The missing idea comes from the so-called coset decomposition of the group of \(2^n\) binary \(n\)-vectors in terms of the subgroup of the codewords. A coset of this subgroup is formed by taking any binary \(n\)-vector that is not in the subgroup and adding it bit-by-bit-modulo-2 to each vector in the subgroup to form a new set of \(2^{n(1-h_2(p))}\) vectors. This process is repeated, each time choosing as the vector to be added, a binary vector that has not appeared before, either in the original subgroup or any of the previously constructed cosets. The process ceases when all \(2^{n}\) binary vectors have appeared in either the original subgroup or in one of the cosets. It is easy to show that cosets are either identical or disjoint and thus that every binary \(n\)-vector appears in one and only one coset when one considers the subgroup itself also to be a coset.

For a code of block length \(n\) with \(2^{n(1-h_2(p))}\) codewords, there will be \(2^{nh_2(p)}\) cosets since \[ 2^{nh_2(p)} = 2^n/ 2^{n(1-h_2(p))}. \] Furthermore, the set of vectors in each coset have the same error correction properties as the original linear code because the vectors in any coset are just translated versions of the code words in the original code. Such a translated code is called a coset code.

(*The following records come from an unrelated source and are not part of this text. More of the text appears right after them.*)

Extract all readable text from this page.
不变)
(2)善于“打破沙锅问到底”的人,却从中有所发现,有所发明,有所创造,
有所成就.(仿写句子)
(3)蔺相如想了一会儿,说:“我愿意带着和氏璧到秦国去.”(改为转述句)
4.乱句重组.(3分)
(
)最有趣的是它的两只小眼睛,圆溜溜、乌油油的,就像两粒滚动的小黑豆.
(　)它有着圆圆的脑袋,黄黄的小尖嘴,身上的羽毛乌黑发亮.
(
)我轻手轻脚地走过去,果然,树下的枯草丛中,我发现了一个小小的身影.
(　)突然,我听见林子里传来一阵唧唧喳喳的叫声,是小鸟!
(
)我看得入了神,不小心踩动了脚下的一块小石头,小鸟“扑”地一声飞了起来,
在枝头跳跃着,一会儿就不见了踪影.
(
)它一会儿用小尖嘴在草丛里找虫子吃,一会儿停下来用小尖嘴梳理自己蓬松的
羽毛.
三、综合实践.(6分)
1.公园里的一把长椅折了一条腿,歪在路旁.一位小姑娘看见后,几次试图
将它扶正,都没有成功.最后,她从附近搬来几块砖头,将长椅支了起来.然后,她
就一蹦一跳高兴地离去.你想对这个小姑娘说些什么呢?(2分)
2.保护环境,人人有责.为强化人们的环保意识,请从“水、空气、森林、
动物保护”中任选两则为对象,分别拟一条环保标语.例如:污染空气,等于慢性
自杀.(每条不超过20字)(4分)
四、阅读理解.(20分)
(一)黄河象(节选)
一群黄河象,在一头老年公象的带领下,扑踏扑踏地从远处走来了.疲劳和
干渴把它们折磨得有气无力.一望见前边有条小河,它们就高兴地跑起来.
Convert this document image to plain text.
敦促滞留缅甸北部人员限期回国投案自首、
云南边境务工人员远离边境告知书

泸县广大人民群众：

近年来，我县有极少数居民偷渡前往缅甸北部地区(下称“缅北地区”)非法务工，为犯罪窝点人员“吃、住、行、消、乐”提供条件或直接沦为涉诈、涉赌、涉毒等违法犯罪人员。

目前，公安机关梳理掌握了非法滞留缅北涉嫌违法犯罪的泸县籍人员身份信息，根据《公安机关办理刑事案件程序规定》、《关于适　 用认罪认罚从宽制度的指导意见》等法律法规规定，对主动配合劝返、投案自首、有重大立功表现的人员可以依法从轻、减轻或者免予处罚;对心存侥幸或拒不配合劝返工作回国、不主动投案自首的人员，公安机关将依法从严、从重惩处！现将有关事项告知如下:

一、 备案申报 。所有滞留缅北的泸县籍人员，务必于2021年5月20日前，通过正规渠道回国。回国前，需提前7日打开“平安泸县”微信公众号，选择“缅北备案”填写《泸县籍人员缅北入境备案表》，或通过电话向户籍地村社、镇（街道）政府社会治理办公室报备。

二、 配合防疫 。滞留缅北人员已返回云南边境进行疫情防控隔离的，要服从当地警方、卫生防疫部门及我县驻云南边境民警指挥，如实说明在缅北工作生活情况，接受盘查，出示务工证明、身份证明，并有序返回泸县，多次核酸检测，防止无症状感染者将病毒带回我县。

Applying this construction to the problem at hand, \(\underline X_1\) must be in one of the cosets of the group code. If the source encoder transmits to the decoder the identity of the coset containing \(\underline X_1\ ,\) the decoder can determine \(\underline X_1\) from this knowledge and its knowledge of \(\underline X_2\) by using a decoder for the coset code that operated on the "received" word \(\underline X_2\ .\) Since there are \(2^{nh_2(p)}\) cosets, the encoder must transmit \(nh_2(p)\) binary digits. The rate of transmission is \(h_2(p) = H(X_1|X_2)\ .\) This establishes the admissibility of the rate point \[ R_1= H(X_1|X_2) = h_2(p) \ \textrm{ and } \ R_2= H(X_2) = 1. \] The entire admissible rate region then follows from symmetry, time-sharing and wasting bits.

The Slepian-Wolf theorem applies to a much wider class of problems than that described here. The statistical description of the source sequences can be of a much more general nature, there can be more than two correlated source sequences, and the configuration of the encoders and decoder can be of many different types.

## References

- Slepian, D and Wolf, J K (1973). Noiseless coding of correlated information sources.
*IEEE Transactions on information Theory*19: 471-480. doi:10.1109/tit.1973.1055037.

- Wyner, A D (1974). Recent results in the Shannon theory.
*IEEE Transactions on information Theory*20: 2-10.

- Chong, C-Y and Kumar, S P (2003). Sensor Networks: Evolution, Opportunities, and Challenges.
*Proceedings of the IEEE*91(8): 1247-1256. doi:10.1109/jproc.2003.814918.

- Cover, T M (1975) A Proof of the Data Compression Theorem of Slepian and Wolf for Ergodic Sources,
*IEEE Transactions on Inform. Theory*, IT-21, No.3, 226-228

- Girod, B; Aaron, A M; Rane, S and Rebollo-Monedero, D (2005). Distributed video coding.
*Proceedings of the IEEE*93(1): 71-83. doi:10.1109/jproc.2004.839619.

**Internal references**

- Tomasz Downarowicz (2007) Entropy. Scholarpedia, 2(11):3901.